Two of the most common co-occurring conditions in individuals with autism are mental ill-health and learning disability.
People with autism are at higher risk of experiencing mental health conditions compared to the general population – this is backed by several studies, including ‘Prevalence of co-occurring mental health diagnoses in the autism population: a systematic review and meta-analysis‘, published in the Lancet. This can be due to the additional stress and challenges they face navigating a world that may not always be accommodating or understanding of their needs. Some of the most common mental health conditions that co-occur with autism include:
- Anxiety Disorders: Many people with autism experience significant anxiety. This can be generalized anxiety about a wide range of things, or more specific anxieties, such as social anxiety or phobias. The rigid thinking and difficulty with change and unpredictability that often accompany autism can contribute to feelings of anxiety.

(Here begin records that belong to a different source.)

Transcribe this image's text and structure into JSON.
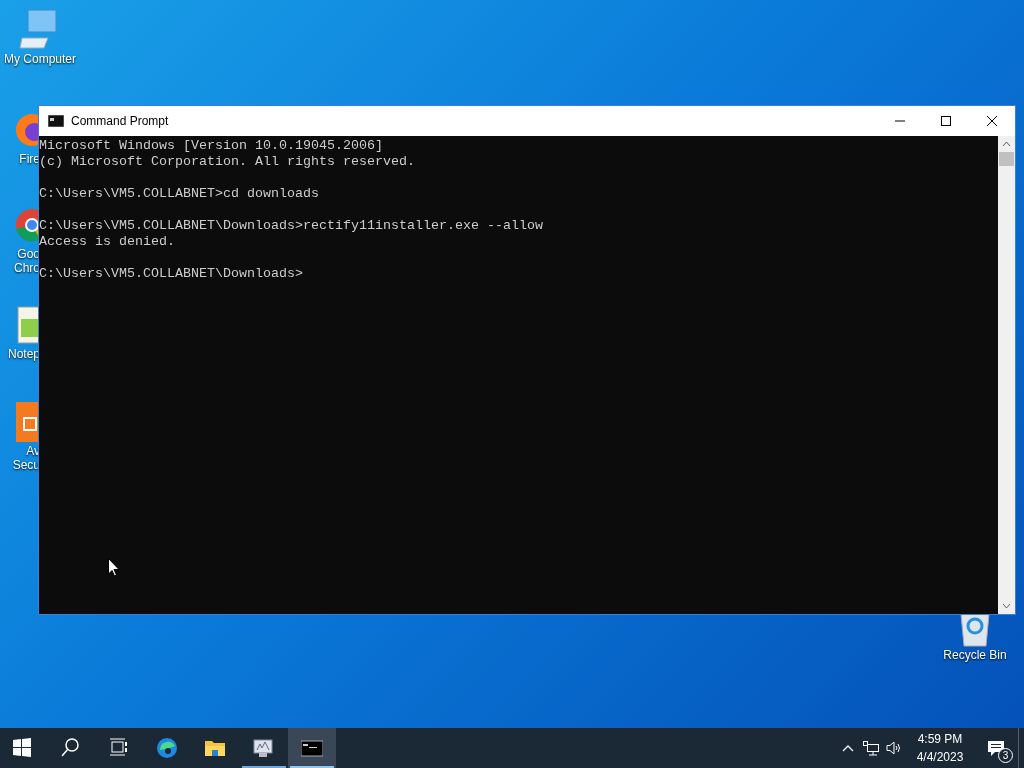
{
  "desktop_icons": [
    {
      "kind": "computer",
      "label_lines": [
        "My Computer"
      ]
    },
    {
      "kind": "firefox",
      "label_lines": [
        "Fire"
      ]
    },
    {
      "kind": "chrome",
      "label_lines": [
        "Goo",
        "Chro"
      ]
    },
    {
      "kind": "notepad",
      "label_lines": [
        "Notep"
      ]
    },
    {
      "kind": "avast",
      "label_lines": [
        "Av",
        "Secu"
      ]
    },
    {
      "kind": "recycle",
      "label_lines": [
        "Recycle Bin"
      ]
    }
  ],
  "window": {
    "title": "Command Prompt",
    "output_blocks": [
      [
        "Microsoft Windows [Version 10.0.19045.2006]",
        "(c) Microsoft Corporation. All rights reserved."
      ],
      [
        "C:\\Users\\VM5.COLLABNET>cd downloads"
      ],
      [
        "C:\\Users\\VM5.COLLABNET\\Downloads>rectify11installer.exe --allow",
        "Access is denied."
      ],
      [
        "C:\\Users\\VM5.COLLABNET\\Downloads>"
      ]
    ]
  },
  "taskbar": {
    "items": [
      {
        "kind": "start",
        "running": false,
        "selected": false
      },
      {
        "kind": "search",
        "running": false,
        "selected": false
      },
      {
        "kind": "taskview",
        "running": false,
        "selected": false
      },
      {
        "kind": "edge",
        "running": false,
        "selected": false
      },
      {
        "kind": "explorer",
        "running": false,
        "selected": false
      },
      {
        "kind": "monitor",
        "running": true,
        "selected": false
      },
      {
        "kind": "cmd",
        "running": true,
        "selected": true
      }
    ],
    "clock": {
      "time": "4:59 PM",
      "date": "4/4/2023"
    },
    "notification_count": "3"
  }
}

- Depression: Depression is also common among individuals with autism, particularly adolescents and adults. Feelings of isolation, struggles with social interactions, and experiences of bullying or social rejection can contribute to the development of depression.

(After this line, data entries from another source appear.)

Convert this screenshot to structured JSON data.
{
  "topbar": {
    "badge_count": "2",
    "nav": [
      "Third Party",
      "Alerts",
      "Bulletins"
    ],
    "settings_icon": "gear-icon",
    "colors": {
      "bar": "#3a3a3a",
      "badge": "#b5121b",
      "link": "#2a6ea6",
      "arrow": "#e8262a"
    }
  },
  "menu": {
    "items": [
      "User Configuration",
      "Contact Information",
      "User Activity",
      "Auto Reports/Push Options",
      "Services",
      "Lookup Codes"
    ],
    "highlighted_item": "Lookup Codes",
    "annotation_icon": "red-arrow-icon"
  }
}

- Obsessive-Compulsive Disorder (OCD): Some people with autism may develop OCD, a disorder characterized by repetitive, intrusive thoughts (obsessions) and repetitive behaviors or rituals (compulsions). There’s some overlap between the repetitive behaviors and rituals seen in autism and those seen in OCD, which can make it challenging to diagnose.
It’s also common for individuals with autism to have co-occurring learning disabilities. A learning disability is a neurological disorder that affects the brain’s ability to receive, process, store, and respond to information. As MENCAP observes “Autism is not a learning disability, but around half of autistic people may also have a learning disability.” Some learning disabilities that may co-occur with autism include:
- Rett’s Syndrome: Around 60% of females with Rett’s Syndrome also have autism
- Cohen’s syndrome: Around 55% of individuals with Cohen’s Syndrome also have autism
- Cornelia de Lange syndrome: Around 40% of individuals with Cornelia de Lange syndrome also have autism
- Fragile X Syndrome: Around 30% of individuals with Fragile X also have autism.

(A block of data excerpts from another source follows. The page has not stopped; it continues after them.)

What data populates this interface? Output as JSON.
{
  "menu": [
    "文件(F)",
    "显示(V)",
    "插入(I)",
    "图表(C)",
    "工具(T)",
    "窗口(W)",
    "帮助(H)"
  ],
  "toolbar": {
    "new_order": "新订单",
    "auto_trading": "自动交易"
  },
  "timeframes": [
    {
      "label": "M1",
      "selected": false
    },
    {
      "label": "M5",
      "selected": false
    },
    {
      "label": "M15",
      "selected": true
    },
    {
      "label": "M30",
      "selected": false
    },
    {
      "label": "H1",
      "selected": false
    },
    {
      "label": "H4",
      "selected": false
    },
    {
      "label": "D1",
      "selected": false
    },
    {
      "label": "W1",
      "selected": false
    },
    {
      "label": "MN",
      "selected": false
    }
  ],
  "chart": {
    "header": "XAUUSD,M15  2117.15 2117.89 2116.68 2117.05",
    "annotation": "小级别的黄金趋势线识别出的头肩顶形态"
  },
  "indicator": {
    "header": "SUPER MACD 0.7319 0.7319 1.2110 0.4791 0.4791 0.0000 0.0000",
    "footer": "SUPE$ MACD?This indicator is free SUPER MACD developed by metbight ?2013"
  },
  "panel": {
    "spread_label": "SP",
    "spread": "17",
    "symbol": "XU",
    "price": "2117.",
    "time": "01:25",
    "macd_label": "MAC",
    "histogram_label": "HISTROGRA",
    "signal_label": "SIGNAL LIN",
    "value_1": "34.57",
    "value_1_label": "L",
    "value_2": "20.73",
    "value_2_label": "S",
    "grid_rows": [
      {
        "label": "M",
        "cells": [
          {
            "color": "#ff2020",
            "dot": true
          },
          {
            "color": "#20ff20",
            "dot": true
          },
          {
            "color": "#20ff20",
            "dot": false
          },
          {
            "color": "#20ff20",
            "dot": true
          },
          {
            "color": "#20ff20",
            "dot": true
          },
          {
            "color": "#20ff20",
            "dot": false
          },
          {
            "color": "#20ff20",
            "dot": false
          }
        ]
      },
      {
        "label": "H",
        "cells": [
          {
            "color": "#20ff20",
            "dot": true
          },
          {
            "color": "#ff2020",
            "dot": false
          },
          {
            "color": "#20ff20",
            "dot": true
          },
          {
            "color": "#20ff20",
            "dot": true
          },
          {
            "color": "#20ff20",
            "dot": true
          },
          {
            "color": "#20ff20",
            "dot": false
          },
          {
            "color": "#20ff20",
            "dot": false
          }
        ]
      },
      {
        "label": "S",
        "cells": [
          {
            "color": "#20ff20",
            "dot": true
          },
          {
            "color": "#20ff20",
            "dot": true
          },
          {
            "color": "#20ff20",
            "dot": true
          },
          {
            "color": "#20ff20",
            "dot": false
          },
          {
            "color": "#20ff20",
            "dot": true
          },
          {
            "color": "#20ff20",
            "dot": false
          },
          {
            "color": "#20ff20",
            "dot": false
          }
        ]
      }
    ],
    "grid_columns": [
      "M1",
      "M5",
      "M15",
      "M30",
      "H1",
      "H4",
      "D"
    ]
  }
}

- Down’s Syndrome: Around 15% of individuals with Down’s Syndrome also have autism.
As you can see, the prevalence rates of autism in individuals with these learning disabilities is much higher than the 1% prevalence of autism in the population of the UK as a whole.
Remember, not everyone with autism will have a co-occurring mental health condition or learning disability. However, these conditions are more common among individuals with autism than in the general population. Recognizing and addressing these co-occurring conditions can greatly improve the quality of life for individuals with autism.